USADA last week published a 1,000-page report which concluded the Texan and his United States Postal Service team ran "the most sophisticated, professionalised and successful doping programme that sport has ever seen". Armstrong announced he would not contest charges handed down by USADA in August.
Appearing at the 15th anniversary celebration of his charity Livestrong, Armstrong addressed a crowd of 1,700, saying: "I am truly humbled by your support. It's been an interesting couple of weeks. It's been a difficult couple of weeks for me and my family, my friends and this foundation."
On many occasions he had been asked how he was faring and he repeated his response.
"I say, 'I've been better, but I've also been worse'."
USADA have stripped the 41-year-old of all results since August 1, 1998, including his record run of seven Tour de France triumphs from 1999 to 2005, and banned him for life.
USADA sent the UCI its reasoned decision last week and published an abbreviated 200-page version on its website, revealing the scale of the use of performance-enhancing drugs. Much of the detail came from testimony of 11 of Armstrong's former team-mates, who were given six-month bans. On Monday the UCI will react to the report.
Armstrong's appearance at the gala comes in the same week he was dropped by sponsors Nike, Anheuser-Busch, brewers of Budweiser, and Trek bikes.

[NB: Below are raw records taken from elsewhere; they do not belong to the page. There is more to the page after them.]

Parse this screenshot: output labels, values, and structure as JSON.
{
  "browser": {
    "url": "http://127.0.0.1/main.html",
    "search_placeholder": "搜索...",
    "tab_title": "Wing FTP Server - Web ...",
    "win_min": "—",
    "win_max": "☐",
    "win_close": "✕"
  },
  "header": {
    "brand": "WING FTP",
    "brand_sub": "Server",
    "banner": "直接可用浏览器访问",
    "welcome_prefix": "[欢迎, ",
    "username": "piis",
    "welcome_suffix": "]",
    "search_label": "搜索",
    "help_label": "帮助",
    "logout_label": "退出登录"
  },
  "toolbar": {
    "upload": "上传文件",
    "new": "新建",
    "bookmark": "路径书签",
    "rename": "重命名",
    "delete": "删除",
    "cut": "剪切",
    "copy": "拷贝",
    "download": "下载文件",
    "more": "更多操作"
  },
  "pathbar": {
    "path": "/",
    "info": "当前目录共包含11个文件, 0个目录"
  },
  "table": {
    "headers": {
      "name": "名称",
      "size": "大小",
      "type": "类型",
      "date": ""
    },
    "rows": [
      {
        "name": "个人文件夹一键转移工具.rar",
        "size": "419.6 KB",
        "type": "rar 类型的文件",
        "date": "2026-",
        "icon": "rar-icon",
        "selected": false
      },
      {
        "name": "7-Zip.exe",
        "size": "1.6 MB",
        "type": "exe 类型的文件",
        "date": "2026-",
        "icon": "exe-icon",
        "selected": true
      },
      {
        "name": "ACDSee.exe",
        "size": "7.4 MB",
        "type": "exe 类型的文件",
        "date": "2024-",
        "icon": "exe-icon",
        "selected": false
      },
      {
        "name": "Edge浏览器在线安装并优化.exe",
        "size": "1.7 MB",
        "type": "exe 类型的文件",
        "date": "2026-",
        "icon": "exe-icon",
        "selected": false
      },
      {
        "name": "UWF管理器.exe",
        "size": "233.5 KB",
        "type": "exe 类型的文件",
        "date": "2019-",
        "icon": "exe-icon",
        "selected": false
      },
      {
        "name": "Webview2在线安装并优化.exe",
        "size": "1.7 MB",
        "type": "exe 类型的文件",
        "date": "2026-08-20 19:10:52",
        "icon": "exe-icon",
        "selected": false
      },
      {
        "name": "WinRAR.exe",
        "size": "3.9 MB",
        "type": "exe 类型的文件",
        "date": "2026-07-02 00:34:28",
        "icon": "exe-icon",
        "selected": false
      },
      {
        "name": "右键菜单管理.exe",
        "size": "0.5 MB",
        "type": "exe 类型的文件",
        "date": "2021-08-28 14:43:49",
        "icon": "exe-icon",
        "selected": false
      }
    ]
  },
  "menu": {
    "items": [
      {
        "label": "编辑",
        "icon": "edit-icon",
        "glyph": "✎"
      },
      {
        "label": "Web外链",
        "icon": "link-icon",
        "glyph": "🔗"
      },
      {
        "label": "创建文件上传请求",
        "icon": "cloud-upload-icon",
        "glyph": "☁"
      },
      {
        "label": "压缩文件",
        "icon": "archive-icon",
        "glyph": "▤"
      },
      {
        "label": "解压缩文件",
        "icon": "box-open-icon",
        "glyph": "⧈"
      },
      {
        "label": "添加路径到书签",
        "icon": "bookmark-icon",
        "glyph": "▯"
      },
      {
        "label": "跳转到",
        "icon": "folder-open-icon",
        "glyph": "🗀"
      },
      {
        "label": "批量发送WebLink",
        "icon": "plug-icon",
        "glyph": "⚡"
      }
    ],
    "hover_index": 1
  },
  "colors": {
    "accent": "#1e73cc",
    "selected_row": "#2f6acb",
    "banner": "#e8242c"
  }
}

Oakley, another of Armstrong's long-time commercial partners, are considering their position while Rabobank announced on Friday they would no longer sponsor cycling after 17 years in the sport.
On the same day he was dropped by the trio, he stepped down as chairman of Livestrong so the continuing fall-out does not affect the charity he set up in 1997 although he remains on the board of directors.